I wanted to learn more about psychiatric genetics because of my passion for children and child health. If we are able to identify children at risk of developing a mental disorder early enough, can we change the course for them?

Being able to work with genetics data makes me feel very empowered, because then I'm not just a clinician, I'm a clinician who understands the data, and my clinical practice is based on that data.

Moving forward, we need to pass on the knowledge to the next generations of students, who are going to benefit from that knowledge. And so it becomes much easier, and even cheaper to conduct the studies here and eventually we won't have to transport DNA to the US for analysis. We will be able to do that here. 

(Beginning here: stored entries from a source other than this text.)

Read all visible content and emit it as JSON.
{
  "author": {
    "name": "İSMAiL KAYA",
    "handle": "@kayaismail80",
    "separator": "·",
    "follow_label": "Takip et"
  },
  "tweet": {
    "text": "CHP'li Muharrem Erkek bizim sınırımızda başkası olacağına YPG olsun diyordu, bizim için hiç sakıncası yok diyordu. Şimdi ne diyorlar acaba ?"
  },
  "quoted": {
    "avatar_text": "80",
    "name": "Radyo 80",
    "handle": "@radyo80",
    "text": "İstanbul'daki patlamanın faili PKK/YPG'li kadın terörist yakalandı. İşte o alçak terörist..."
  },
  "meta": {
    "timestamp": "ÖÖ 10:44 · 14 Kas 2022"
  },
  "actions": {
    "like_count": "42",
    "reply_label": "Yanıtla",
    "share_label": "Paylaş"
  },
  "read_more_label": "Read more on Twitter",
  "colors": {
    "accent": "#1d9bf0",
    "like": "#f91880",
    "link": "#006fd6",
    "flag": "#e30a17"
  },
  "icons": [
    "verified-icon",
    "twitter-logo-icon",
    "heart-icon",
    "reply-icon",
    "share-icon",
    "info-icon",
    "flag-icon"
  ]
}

I think that's the overall benefit: leaving people not just with the knowledge but also with the ability to do genetics studies themselves.

Dr. Allan Kalungi,
GINGER research fellow and biochemist, Makerere University, Kampala, Uganda

I'm a biochemist by training but now I'm interested in neuropsychiatric genetics. I'm looking at gene-environmental interactions in mental disorders in HIV-positive children and adolescents in Uganda.

I am very proud to be part of GINGER. I think it's going to have a very big impact on me. It  already has. It's given me the skills I’ll need as a researcher.

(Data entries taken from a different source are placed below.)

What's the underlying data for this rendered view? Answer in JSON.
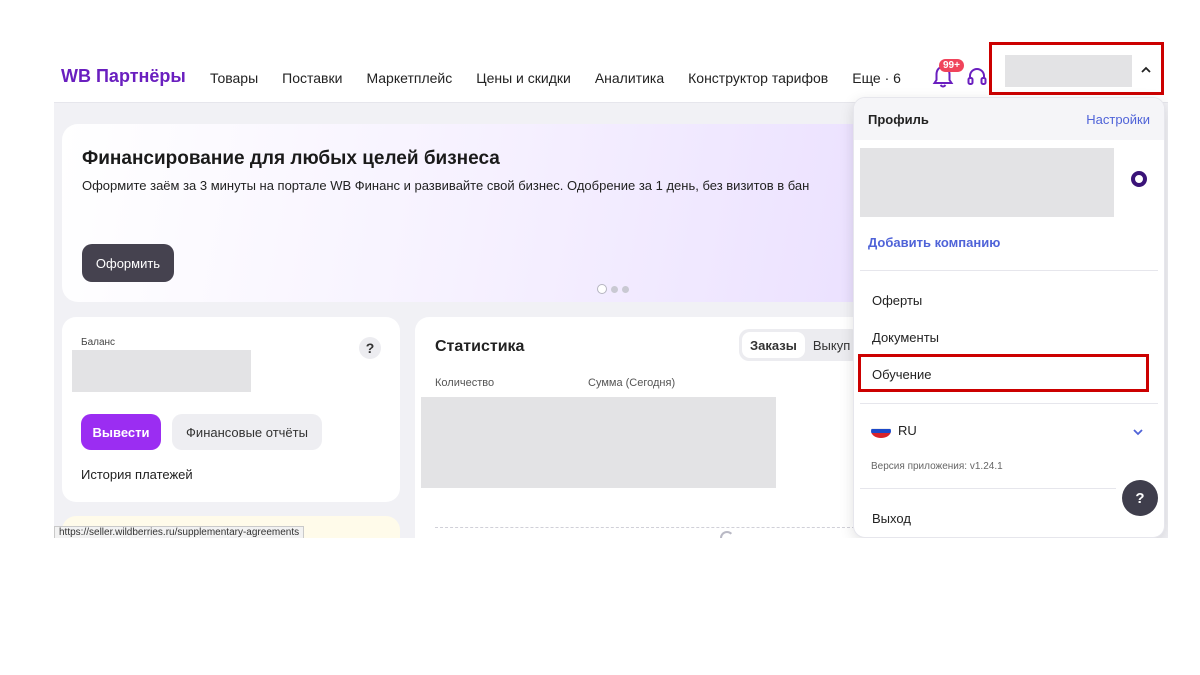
{
  "header": {
    "logo": "WB Партнёры",
    "nav": [
      "Товары",
      "Поставки",
      "Маркетплейс",
      "Цены и скидки",
      "Аналитика",
      "Конструктор тарифов",
      "Еще · 6"
    ],
    "notifications_badge": "99+"
  },
  "banner": {
    "title": "Финансирование для любых целей бизнеса",
    "text": "Оформите заём за 3 минуты на портале WB Финанс и развивайте свой бизнес. Одобрение за 1 день, без визитов в бан",
    "button": "Оформить"
  },
  "balance": {
    "label": "Баланс",
    "help": "?",
    "withdraw_button": "Вывести",
    "reports_button": "Финансовые отчёты",
    "history_link": "История платежей"
  },
  "statistics": {
    "title": "Статистика",
    "tabs": [
      "Заказы",
      "Выкуп"
    ],
    "active_tab": "Заказы",
    "columns": [
      "Количество",
      "Сумма (Сегодня)"
    ]
  },
  "status_bar_url": "https://seller.wildberries.ru/supplementary-agreements",
  "profile_dropdown": {
    "title": "Профиль",
    "settings_link": "Настройки",
    "add_company": "Добавить компанию",
    "menu_items": [
      "Оферты",
      "Документы",
      "Обучение"
    ],
    "language": "RU",
    "version": "Версия приложения: v1.24.1",
    "logout": "Выход",
    "help": "?"
  },
  "colors": {
    "brand": "#6a1fbf",
    "primary_button": "#9b2df2",
    "link": "#4f63d8",
    "badge": "#f0445b",
    "highlight_box": "#cc0000"
  }
}
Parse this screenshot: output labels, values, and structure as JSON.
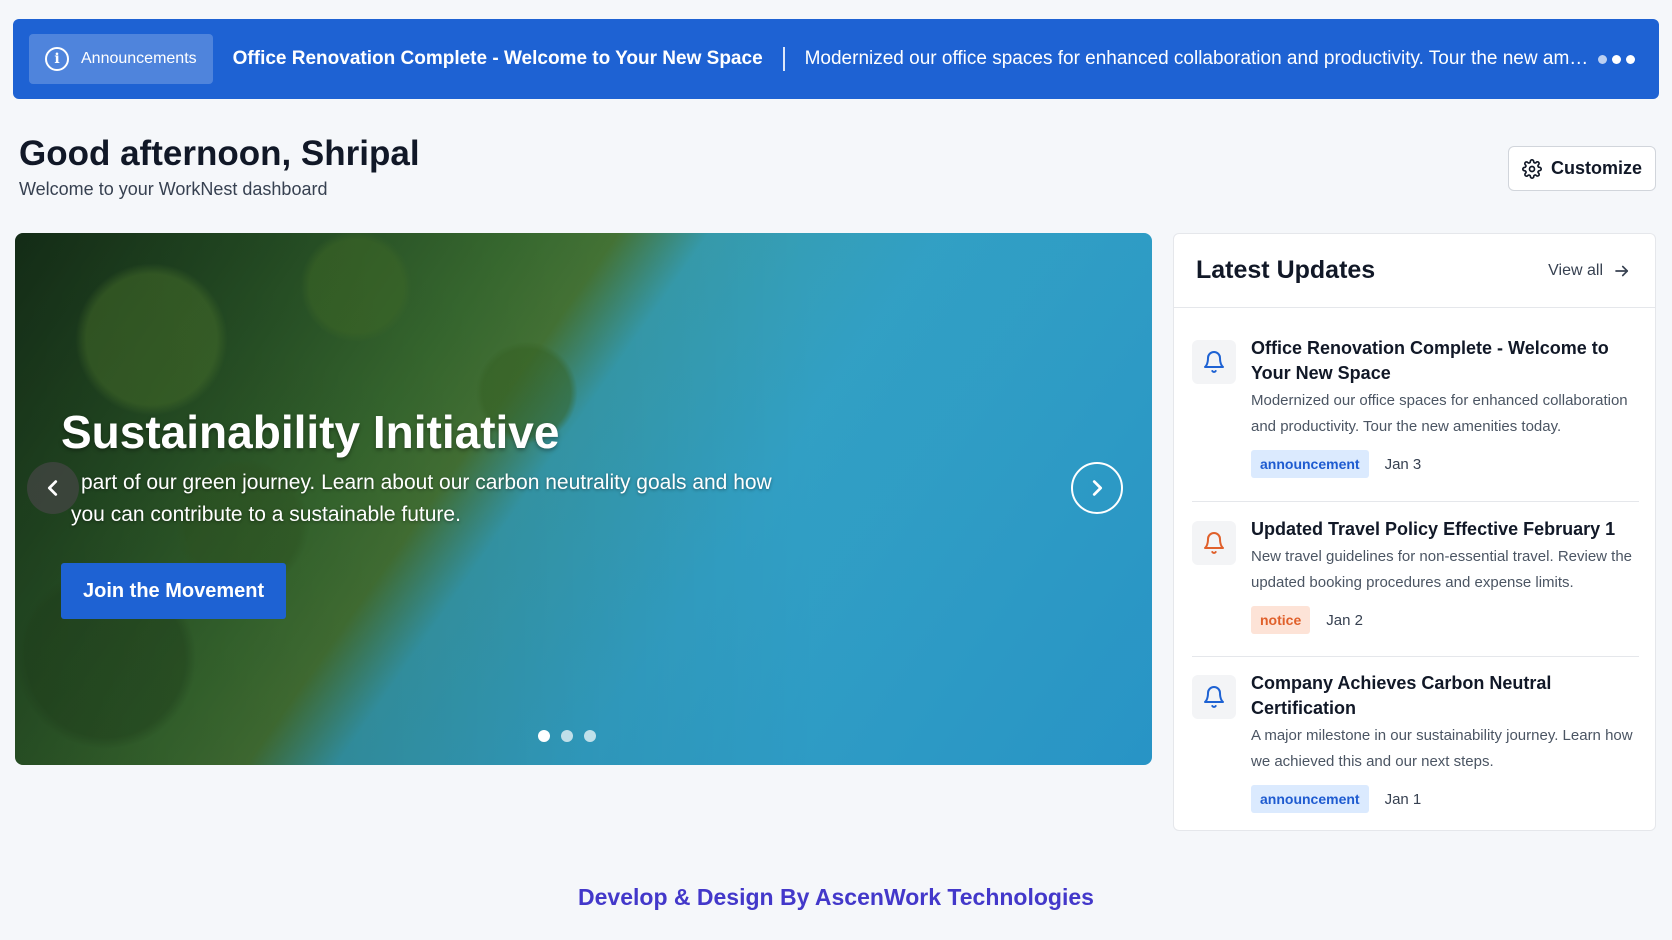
{
  "announcement_bar": {
    "label": "Announcements",
    "title": "Office Renovation Complete - Welcome to Your New Space",
    "text": "Modernized our office spaces for enhanced collaboration and productivity. Tour the new amenities tod...",
    "icon": "info-icon",
    "more_icon": "more-dots-icon"
  },
  "greeting": {
    "title": "Good afternoon, Shripal",
    "subtitle": "Welcome to your WorkNest dashboard"
  },
  "customize": {
    "label": "Customize",
    "icon": "gear-icon"
  },
  "hero": {
    "title": "Sustainability Initiative",
    "description_line1": "part of our green journey. Learn about our carbon neutrality goals and how",
    "description_line2": "you can contribute to a sustainable future.",
    "cta": "Join the Movement",
    "slides_count": 3,
    "active_slide": 1
  },
  "updates": {
    "title": "Latest Updates",
    "view_all": "View all",
    "items": [
      {
        "title": "Office Renovation Complete - Welcome to Your New Space",
        "description": "Modernized our office spaces for enhanced collaboration and productivity. Tour the new amenities today.",
        "tag": "announcement",
        "date": "Jan 3",
        "icon_color": "#1e62d3"
      },
      {
        "title": "Updated Travel Policy Effective February 1",
        "description": "New travel guidelines for non-essential travel. Review the updated booking procedures and expense limits.",
        "tag": "notice",
        "date": "Jan 2",
        "icon_color": "#e0602b"
      },
      {
        "title": "Company Achieves Carbon Neutral Certification",
        "description": "A major milestone in our sustainability journey. Learn how we achieved this and our next steps.",
        "tag": "announcement",
        "date": "Jan 1",
        "icon_color": "#1e62d3"
      }
    ]
  },
  "footer": {
    "text": "Develop & Design By AscenWork Technologies"
  }
}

I think GINGER is already creating a big impact because they're training the first neuropsychiatric geneticists in Uganda. Our group is the first, and we are getting the skills to be able to conduct neuropsychiatric research. I think that is a very big impact on Uganda.

In 10 to 15 years from now, I see myself as one of the leaders in neuropsychiatric genetics on an African continent. And I see a vibrant neuropsychiatric research community growing in Uganda. 

Dr. Mohamed Aden Hillow,
psychiatry master's student, Moi University/MTRH

It is an honor and a great opportunity for me to be involved in NeuroGAP-Psychosis, given that genetic studies are hard to come by in this part of the world.

My master’s project is to look at traumatic life events that have happened to people and the relation they might have to the current psychosis patients are having. Is there a link between the two? So I’m doing a case control study with patients and controls we are recruiting.

The NeuroGAP-Psychosis project is helping me to get data and also to get mentorship from the PIs and co-PIs. I hope to acquire the necessary skills and knowledge to be able to conduct a genomic study in Kenya to further bridge the knowledge gap. 

Through my current research work, I hope to deepen the understanding of trauma and psychosis. If, for example, we establish that there is a link between the two, this will inform policies aimed at curbing the traumatic events found to be associated with psychosis, and it will address public health issues.